Good points! The joke about Rimmer boffing McGruder when she was concussed was probably intended to be a more innocent riff on just how compromised a situation would have to be in order for him to ever successfully get his end away, but obviously whether it was written with conscious (lol) attention given to it being rapey or not, it still is rapey.

Totally agree about the comment on gender norms/gender being a social construct in Parallel Universe too. I guess when I think about it, and considering the track record of the show as you've stated, maybe it was written as sci-fi first and feminism second. Like, coming up with the zany parallel universe episode concept and then working their way backwards historically as the writing continued. That would make sense, I reckon.

sevendaughters

Quote from: The Mollusk on September 13, 2020, 06:45:57 PM
....the rot starting to set in for a couple of episodes in 6, especially Emohawk: Polymorph II, not least of all for retreading old ground and the first return of Dwayne Dibbley..

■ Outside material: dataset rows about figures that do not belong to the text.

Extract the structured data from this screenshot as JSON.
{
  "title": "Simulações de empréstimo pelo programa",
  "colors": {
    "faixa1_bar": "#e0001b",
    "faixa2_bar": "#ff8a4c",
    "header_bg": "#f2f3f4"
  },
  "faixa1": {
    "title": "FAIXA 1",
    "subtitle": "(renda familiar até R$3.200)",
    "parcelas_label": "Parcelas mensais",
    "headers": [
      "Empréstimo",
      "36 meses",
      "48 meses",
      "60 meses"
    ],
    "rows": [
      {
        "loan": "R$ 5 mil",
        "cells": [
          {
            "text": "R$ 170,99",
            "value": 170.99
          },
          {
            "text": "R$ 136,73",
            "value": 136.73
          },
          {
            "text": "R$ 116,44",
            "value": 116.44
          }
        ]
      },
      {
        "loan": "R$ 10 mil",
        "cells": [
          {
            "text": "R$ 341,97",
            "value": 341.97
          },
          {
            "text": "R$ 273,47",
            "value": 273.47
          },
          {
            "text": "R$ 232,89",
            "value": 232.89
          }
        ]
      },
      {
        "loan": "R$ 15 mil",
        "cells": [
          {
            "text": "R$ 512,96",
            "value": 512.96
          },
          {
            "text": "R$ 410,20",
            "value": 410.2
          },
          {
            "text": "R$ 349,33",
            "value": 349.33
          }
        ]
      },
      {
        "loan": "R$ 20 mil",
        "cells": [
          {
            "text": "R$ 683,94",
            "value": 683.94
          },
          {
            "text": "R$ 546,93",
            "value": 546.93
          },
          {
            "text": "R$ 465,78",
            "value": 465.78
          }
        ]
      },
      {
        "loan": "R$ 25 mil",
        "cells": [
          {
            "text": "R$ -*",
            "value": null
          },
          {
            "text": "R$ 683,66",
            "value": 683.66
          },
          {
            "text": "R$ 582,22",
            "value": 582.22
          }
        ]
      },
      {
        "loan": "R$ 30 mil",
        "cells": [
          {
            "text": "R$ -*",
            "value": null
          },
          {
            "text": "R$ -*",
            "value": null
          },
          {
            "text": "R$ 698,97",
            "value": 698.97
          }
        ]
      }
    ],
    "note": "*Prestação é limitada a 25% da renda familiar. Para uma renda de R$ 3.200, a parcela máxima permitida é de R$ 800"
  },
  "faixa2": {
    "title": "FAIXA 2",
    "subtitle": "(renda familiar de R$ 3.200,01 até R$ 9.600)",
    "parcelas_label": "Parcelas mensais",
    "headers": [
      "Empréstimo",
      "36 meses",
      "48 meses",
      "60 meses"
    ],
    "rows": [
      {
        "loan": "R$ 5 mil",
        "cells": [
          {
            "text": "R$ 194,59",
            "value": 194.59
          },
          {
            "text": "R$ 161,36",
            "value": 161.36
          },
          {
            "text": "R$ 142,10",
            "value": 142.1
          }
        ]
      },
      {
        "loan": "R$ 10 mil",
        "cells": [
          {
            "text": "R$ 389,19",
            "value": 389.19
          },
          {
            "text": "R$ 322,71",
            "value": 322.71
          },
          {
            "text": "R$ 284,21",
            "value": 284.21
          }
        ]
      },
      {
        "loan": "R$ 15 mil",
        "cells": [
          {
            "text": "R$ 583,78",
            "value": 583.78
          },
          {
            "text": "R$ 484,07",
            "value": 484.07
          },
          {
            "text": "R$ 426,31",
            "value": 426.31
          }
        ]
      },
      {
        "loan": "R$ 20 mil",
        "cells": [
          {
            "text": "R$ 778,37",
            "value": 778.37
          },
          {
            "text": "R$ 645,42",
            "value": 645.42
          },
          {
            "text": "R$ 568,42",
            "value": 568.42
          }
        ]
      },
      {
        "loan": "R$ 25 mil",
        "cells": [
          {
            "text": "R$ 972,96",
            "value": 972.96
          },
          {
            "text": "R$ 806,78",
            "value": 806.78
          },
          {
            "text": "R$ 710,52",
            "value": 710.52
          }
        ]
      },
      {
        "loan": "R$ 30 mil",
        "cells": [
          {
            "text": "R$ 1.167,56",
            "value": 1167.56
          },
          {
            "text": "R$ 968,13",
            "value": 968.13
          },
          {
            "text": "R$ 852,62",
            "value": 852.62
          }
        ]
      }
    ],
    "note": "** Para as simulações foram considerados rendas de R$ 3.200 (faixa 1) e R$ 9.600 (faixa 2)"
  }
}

definitely the low point by a mile - but some of the highs of six match most other series, and off the back of 5 (for my money the best, and maybe one of the better six episode runs of any UK sitcom) not too shabby.

H-O-W-L

I will maintain that the Red Dwarf theme tune (the long 5-minute instrumental version that culminates in the lyrics) is probably one of the best British TV themes ever. I like it more than the Doctor Who theme (which I love a lot).